Une carte postale de Tanger par Vincent Carry

Il  a une petite cocasserie à écrire ma chronique mensuelle pour Tribune de Lyon depuis le Darnour, la plus belle maison d’hôtes de Tanger, brillamment tenue par deux Lyonnais, Jean-Olivier Arfeuillère et Philippe Chaslot, cofondateurs de Lyon Capitale, partis il y a cinq ans pour cette nouvelle aventure tangéroise.
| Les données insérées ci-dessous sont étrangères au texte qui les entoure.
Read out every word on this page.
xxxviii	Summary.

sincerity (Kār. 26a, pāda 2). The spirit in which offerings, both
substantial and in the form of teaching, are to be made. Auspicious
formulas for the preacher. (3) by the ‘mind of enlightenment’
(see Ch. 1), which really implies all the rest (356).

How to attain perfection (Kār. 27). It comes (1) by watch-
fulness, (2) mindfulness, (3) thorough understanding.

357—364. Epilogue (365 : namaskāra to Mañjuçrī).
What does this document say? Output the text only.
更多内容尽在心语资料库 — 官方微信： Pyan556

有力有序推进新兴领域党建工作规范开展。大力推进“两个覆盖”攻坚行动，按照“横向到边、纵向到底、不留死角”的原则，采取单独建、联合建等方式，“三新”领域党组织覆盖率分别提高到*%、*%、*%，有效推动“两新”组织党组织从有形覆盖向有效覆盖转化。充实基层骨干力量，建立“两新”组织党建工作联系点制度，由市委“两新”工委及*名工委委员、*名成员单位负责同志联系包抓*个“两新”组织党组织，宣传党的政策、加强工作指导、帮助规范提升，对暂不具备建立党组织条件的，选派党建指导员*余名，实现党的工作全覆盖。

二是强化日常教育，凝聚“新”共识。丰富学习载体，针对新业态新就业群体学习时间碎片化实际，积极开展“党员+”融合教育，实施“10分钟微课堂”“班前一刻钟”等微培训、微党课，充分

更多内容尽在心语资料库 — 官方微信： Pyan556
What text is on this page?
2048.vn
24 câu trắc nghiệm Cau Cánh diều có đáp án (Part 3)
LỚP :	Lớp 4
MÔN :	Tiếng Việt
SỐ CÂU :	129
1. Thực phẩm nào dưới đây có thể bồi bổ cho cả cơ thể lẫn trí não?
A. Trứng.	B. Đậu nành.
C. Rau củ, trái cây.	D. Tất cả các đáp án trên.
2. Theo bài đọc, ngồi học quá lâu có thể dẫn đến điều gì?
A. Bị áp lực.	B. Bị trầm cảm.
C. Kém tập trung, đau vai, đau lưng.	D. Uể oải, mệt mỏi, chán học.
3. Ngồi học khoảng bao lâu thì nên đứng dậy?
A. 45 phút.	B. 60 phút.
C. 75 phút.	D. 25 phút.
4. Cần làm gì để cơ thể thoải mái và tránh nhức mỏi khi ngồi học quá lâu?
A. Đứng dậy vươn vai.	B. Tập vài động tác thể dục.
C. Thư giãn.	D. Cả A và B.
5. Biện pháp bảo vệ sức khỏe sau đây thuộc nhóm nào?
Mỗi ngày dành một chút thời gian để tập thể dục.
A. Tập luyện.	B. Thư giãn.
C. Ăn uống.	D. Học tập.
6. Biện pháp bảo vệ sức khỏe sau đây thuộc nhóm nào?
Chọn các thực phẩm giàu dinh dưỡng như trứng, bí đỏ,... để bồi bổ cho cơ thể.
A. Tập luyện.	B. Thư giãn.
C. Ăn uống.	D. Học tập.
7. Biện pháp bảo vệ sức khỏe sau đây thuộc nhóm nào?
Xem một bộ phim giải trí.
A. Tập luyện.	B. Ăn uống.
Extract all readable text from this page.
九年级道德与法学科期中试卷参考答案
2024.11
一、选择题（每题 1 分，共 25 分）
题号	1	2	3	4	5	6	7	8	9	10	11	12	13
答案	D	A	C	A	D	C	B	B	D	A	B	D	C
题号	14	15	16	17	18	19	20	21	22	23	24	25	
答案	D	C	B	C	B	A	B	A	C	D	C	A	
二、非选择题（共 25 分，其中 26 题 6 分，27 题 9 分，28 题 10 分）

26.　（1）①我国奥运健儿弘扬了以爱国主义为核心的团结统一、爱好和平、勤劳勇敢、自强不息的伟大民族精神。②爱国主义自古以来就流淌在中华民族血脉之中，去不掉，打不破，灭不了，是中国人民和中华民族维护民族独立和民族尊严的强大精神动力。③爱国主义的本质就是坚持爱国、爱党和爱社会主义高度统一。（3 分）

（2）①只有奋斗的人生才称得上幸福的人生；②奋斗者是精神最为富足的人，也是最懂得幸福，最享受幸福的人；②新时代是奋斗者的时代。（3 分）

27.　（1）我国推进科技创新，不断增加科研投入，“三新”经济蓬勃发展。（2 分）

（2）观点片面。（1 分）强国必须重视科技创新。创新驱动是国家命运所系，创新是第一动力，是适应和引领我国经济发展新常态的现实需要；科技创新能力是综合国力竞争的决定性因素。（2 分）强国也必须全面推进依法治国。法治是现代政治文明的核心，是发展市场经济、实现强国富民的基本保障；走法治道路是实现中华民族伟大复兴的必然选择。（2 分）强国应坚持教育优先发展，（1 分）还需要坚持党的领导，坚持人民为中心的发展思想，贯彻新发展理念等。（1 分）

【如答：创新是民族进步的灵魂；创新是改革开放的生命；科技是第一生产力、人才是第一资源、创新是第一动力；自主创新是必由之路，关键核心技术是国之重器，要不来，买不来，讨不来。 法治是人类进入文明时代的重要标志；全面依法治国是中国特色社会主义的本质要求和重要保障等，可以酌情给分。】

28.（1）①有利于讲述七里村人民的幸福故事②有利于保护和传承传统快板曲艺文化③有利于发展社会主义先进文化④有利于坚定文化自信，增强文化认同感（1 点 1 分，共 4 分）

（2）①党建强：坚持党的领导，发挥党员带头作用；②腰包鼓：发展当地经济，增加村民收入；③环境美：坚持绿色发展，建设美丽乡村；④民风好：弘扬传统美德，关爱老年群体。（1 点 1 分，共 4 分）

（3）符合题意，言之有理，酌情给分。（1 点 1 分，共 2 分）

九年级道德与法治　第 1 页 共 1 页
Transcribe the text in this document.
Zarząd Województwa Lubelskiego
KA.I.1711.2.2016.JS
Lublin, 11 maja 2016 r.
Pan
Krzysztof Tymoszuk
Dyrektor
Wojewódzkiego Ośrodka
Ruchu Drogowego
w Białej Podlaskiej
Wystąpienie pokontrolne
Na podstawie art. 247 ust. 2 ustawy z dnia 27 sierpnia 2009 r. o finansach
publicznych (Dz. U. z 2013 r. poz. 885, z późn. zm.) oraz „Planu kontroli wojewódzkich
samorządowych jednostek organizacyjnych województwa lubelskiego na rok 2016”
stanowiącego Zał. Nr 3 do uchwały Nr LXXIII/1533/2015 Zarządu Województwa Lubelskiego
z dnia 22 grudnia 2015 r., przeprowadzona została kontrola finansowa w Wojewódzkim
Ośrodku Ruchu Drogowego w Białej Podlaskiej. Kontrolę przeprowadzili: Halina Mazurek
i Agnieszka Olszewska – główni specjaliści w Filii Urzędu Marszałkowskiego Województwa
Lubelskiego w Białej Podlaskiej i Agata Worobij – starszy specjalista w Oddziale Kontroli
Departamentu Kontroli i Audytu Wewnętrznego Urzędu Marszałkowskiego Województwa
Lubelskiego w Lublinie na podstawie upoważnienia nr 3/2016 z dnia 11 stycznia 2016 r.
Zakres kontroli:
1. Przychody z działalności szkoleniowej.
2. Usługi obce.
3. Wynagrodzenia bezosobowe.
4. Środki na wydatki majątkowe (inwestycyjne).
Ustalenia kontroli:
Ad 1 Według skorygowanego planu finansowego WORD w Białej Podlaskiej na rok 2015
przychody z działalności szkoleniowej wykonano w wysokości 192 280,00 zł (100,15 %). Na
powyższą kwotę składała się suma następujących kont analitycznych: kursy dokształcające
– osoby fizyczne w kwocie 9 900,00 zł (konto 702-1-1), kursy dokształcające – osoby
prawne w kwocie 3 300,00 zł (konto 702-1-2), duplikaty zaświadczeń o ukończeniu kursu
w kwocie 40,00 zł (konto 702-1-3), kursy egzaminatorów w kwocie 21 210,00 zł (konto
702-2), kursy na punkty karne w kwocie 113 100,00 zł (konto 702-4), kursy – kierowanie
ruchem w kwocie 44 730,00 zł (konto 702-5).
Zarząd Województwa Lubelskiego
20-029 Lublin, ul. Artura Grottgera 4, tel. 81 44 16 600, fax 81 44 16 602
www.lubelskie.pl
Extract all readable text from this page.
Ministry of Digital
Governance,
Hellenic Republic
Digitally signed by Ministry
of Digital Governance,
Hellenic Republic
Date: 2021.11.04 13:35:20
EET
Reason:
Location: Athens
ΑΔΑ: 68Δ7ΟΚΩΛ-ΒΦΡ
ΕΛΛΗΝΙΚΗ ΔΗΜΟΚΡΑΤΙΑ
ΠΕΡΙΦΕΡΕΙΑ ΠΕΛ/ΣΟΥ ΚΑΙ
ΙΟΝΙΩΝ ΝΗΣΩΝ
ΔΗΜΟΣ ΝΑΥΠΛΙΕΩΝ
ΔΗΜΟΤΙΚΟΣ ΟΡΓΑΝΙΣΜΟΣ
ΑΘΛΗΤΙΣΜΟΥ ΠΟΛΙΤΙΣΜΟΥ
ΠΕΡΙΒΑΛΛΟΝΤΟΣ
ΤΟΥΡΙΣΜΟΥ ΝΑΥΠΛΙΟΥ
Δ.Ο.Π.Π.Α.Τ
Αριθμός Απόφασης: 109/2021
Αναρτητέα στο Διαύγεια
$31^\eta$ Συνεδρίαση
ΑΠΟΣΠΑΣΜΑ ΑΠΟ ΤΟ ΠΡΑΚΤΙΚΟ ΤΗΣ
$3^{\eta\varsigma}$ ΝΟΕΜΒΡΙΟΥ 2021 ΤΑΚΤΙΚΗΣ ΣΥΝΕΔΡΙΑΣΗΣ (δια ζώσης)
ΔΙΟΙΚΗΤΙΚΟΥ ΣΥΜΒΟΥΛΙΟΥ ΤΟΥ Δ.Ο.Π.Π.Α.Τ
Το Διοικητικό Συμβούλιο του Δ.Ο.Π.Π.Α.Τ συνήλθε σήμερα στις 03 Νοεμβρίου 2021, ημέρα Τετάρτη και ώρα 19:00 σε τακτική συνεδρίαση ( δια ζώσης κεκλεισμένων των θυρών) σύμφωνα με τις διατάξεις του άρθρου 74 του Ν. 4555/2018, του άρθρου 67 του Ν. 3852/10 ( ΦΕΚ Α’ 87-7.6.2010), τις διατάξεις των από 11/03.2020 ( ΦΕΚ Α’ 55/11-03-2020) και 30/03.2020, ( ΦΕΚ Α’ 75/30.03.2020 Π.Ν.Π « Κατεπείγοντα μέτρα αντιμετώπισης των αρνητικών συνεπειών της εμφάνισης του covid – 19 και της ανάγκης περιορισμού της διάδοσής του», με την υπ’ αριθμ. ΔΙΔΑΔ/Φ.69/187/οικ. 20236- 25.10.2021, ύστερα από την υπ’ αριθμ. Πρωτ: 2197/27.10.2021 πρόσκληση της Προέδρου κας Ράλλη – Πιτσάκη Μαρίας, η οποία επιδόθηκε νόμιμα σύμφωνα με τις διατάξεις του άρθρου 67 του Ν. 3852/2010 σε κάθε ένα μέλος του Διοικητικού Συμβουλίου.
Tanger vu des terrasses de Dar Nour

Dans cette magnifique maison perchée sur les hauteurs de la Casbah, se bousculent toute l’année nombre de Lyonnais (journalistes, artistes, acteurs culturels…) tombés amoureux de Tanger, et qui ont fait du lieu une sorte de pont invisible avec Lyon… Tanger, c’est l’une des villes les plus évocatrices du Voyage. Une ville remplie de souvenirs légendaires de la rock culture, de la beat generation, des icônes de la culture mondiale venues ici s’inventer de nouvelles vies, s’encanailler ou se perdre, depuis Brian Jones et Mick Jagger, venus saisir une part de l’esprit du gnawa, jusqu’à William Burroughs, qui a écrit Le Festin nu au Tangerinn, petit bar glauque et cultissime situé en face de la mer, où l’on boit désormais des bières enjouant aux fléchettes. Avec Alan Ginsberg, Jack Kerouac, Paul Bowles, ce sont des pans entiers de la littérature américaine qui s’est cristallisée ici. C’est la ville mythique des peintres : Matisse, Delacroix ou Bacon… C’est aussi la ville qui a passionné Saint-Laurent, Winston Churchill (dont les photos trônent encore dans le hall de l’historique hôtel El Minzah), Liz Taylor, Forbes, Jean Genet, Tahar Ben Jelloun, Joseph Kessel… Pierre Bergé vient d’y produire le festival de littérature Les Correspondances de Tanger, piloté depuis la légendaire librairie des Colonnes.

Ici nous sommes venus 48 heures pour travailler sur un projet d’événement culturel, coconstruit avec les jeunes acteurs de la scène tangéroise. Ils ne sont pas nombreux, activistes solitaires mais déterminés, à faire valoir leur droit à une liberté et à un épanouissement artistique, dans le domaine du hip-hop, de la danse, de l’électro, du rock, du graphisme, de l’image ou des médias… Car Tanger a perdu ce statut de cocon libre et bienveillant pour les créateurs d’ici et d’ailleurs. La ville est sublime, elle est, à 14 km de l’Espagne (que l’on voit à l’œil nu), la passerelle entre l’Europe et l’Afrique. C’est la ville internationale qui a accueilli la première représentation consulaire américaine, qui a connu toutes les influences, tous les brassages. Et pourtant, Tanger a bien du mal à s’inventer un présent. Le soir, Hicham, le rappeur Muslim, le chorégraphe SisQo ou le groupe de rock Lazywall nous parlent de leurs envies, de nos homologues de Casablanca, responsables du festival L’Boulevard par exemple, qui se battent contre vents et marées pour faire émerger la jeune scène marocaine. Comme à chaque fois, regarder nos dix ans de Nuits sonores depuis un autre coin du monde, nous rappelle que la liberté culturelle que nous possédons est un bien fragile et inestimable.

Vincent Carry

« L’oeil de Vincent Carry* pour la Tribune de Lyon »

*Directeur du festival Nuits sonores à Lyon et conseiller artistique de la Gaité lyrique à Paris.